LIMITED LIABILITY COMPANIES IN PANAMA:  A BASIC GUIDE

 

 

The purpose of this summary is to provide the basic information for incorporating a limited liability company (an LLC or SRL in Spanish) in the Republic of Panama, which can conduct personal and/or business affairs.  The LLC is ideal for a specific business venture and there are competent professionals available who can prepare the necessary LLC papers on your behalf.  The law governing LLCs is set out in Law 4 of 9th January, 2009, and a copy of the law can be found on our website www.trustservices.net by clicking on the ARTICLES icon.

 

As with an ordinary corporation (see our separate summary) often the most difficult part of what is a very straightforward process is choosing the name.  Once one has been chosen (it is recommended that you also pick a stand-by alternative as well) it must be approved by the Public Registry and it is possible to have this done in a single day.  You can reserve a name for a continuing period of 30 days if necessary.  The name of the LLC can be in any language, but must end with either Limited Liability or LLC or Sociedad de Responsabilidad Limitada or SRL in Spanish.

 

The LLC can be perpetual or established for a set period and will either be resident or non-resident in Panama.  If it will be conducting business in the country it will be resident and will be subject to local income tax.  Taxes in Panama are territorial and, therefore, any income earned outside the country will not be taxable.  If the LLC only conducts banking business in Panama (savings accounts and fixed deposits, for example) the income derived is still exempt from Panamanian taxes, which is a very attractive feature. 

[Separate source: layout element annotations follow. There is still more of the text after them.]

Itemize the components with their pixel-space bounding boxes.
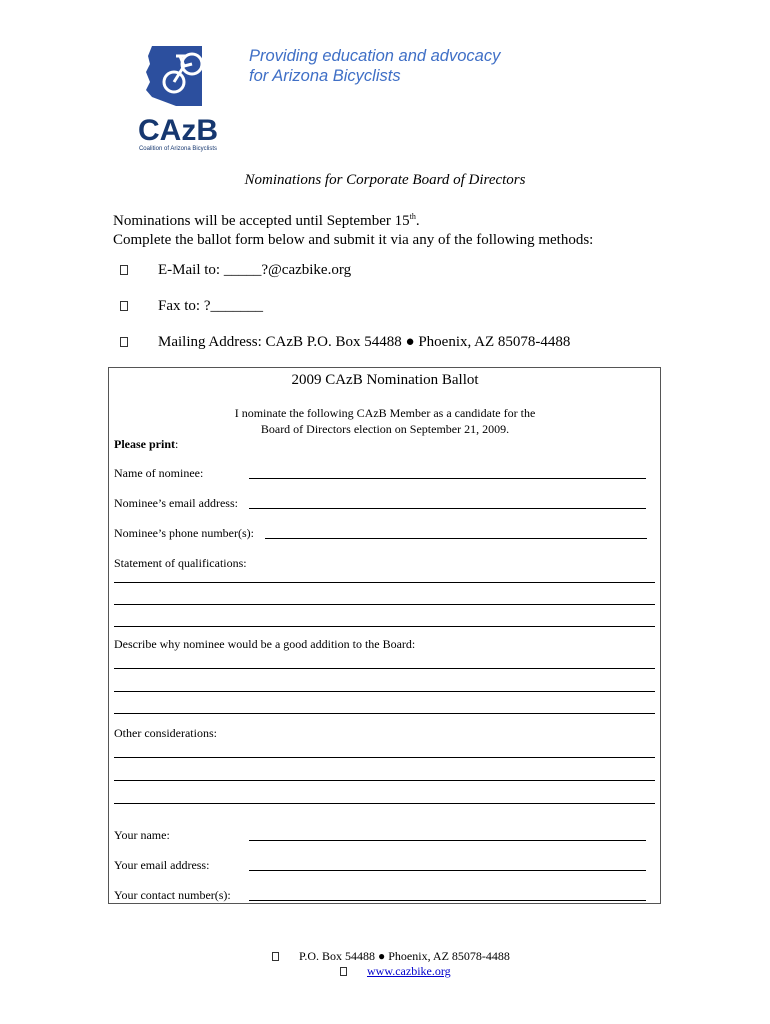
tagline-line-1: Providing education and advocacy [249,47,501,65]
other-line-1[interactable] [114,757,655,758]
other-line-2[interactable] [114,780,655,781]
why-good-label: Describe why nominee would be a good addition to the Board: [114,637,416,651]
website-link[interactable]: www.cazbike.org [367,964,451,978]
why-good-line-1[interactable] [114,668,655,669]
logo-text: CAzB [138,114,218,147]
footer-address: P.O. Box 54488 ● Phoenix, AZ 85078-4488 [272,949,510,964]
why-good-line-2[interactable] [114,691,655,692]
nominee-email-label: Nominee’s email address: [114,496,238,510]
bullet-icon [120,337,128,347]
your-email-field[interactable] [249,870,646,871]
footer-website [340,964,451,979]
ballot-box [108,367,661,904]
tagline [249,46,500,86]
logo-subtext: Coalition of Arizona Bicyclists [138,146,218,152]
please-print-label: Please print: [114,437,179,451]
nominee-email-field[interactable] [249,508,646,509]
nominee-phone-label: Nominee’s phone number(s): [114,526,254,540]
qualifications-label: Statement of qualifications: [114,556,247,570]
document-title: Nominations for Corporate Board of Directors [244,172,526,188]
instructions-line: Complete the ballot form below and submit it via any of the following methods: [113,232,594,248]
bullet-icon [340,967,347,976]
your-contact-field[interactable] [249,900,646,901]
your-email-label: Your email address: [114,858,210,872]
qualifications-line-2[interactable] [114,604,655,605]
bullet-icon [272,952,279,961]
intro-text [113,207,593,250]
other-considerations-label: Other considerations: [114,726,217,740]
qualifications-line-1[interactable] [114,582,655,583]
deadline-line: Nominations will be accepted until September 15th. [113,212,420,229]
bullet-icon [120,301,128,311]
your-contact-label: Your contact number(s): [114,888,231,902]
nominee-name-label: Name of nominee: [114,466,204,480]
your-name-field[interactable] [249,840,646,841]
why-good-line-3[interactable] [114,713,655,714]
tagline-line-2: for Arizona Bicyclists [249,67,401,85]
arizona-bicycle-icon [132,42,224,154]
qualifications-line-3[interactable] [114,626,655,627]
ballot-title: 2009 CAzB Nomination Ballot [291,372,479,388]
other-line-3[interactable] [114,803,655,804]
ballot-subtitle: I nominate the following CAzB Member as a candidate for the Board of Directors election on September 21, 2009. [234,406,536,436]
cazb-logo [132,42,224,154]
your-name-label: Your name: [114,828,170,842]
nominee-phone-field[interactable] [265,538,647,539]
bullet-icon [120,265,128,275]
nominee-name-field[interactable] [249,478,646,479]
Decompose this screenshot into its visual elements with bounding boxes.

An LLC can usually be formed within 3 or 4 days.  Costs of formation vary, depending on the professional chosen, and our fee schedule is available both in print and on our website.  There is no minimum capital requirement and the authorised capital (which can be expressed in any currency) may be increased or decreased by amendment of the Articles of Organisation; however, capital shall not be decreased if upon such decrease, the company’s assets would be less than the sum of its liabilities.  Unlike an ordinary company, capital stock can be represented either by shares or certificates of recorded interests, both of which are issued by the Manager/s.   The number of members (which shall not be less than two) must be provided for in the Articles of Organisation. 

 

Unlike an ordinary corporation with directors and officers, two or more natural persons or legal entities must form the LLC and be recorded as members much the same as a partnership.  The financial liability of each member for the obligations of the LLC shall only be limited to the amount contributed or such amount that the member has agreed to contribute.  The law requires all LLCs to have a legal address which must be provided by a local lawyer or law firm as the Resident Agent.  One or more Managers (individual or corporate) are required and who can also be members.  Foreigners are free to form and control LLCs and there are no residency or other requirements for either managers or any of the members.  The LLC can even be transferred (re-domiciled) to another jurisdiction at a later date, as provided for by the law.  Moreover, any type of company may become a limited liability company and foreign LLCs can be re-domiciled in Panama.

 

The share or interest certificate/s can be issued in an individual or corporate name.  In regard to those clients seeking maximum privacy it is usually requested that the professional forming the LLC provide nominees to fill the positions of the members and the manager/s.  The only documentation on public record will be the Articles of Organisation (and any subsequent amendments), or that which relates to transfers of membership interests and the dissolution of the company; the names and addresses of the Manager/s and the Resident Agent are also recorded.  Limited liability companies may issue by-laws which may or may not be registered in the Public Registry, as agreed by the company.  Annual returns (common in many offshore jurisdictions which detail basic information about the corporation) are not required to be filed in the Public Registry and annual general meetings of members are optional.  The flexibility of Panamanian LLCs is further illustrated by the fact that annual general meetings of either members or manager/s are not mandated and when meetings are held, they can be by proxy and take place anywhere.

 

There are no exchange controls and Panamanian LLCs can conduct business in any country or currency.  Sometimes an LLC is formed for a particular sensitive and very confidential business transaction.  Importantly, the LLC, subject to tax advice, can present tax advantages for those living in other jurisdictions. 

Panama has, perhaps, the most secure confidentiality laws to be found anywhere in today’s offshore regulatory climate.  So businessmen and others who are making legitimate use of the jurisdiction will find that Panama can provide both the professionals and the infrastructure to achieve their objectives from a strategically-located international financial services centre. 

 

We advise all persons to seek appropriate legal and tax advice from qualified professionals licensed to render such advice before making offshore commitments.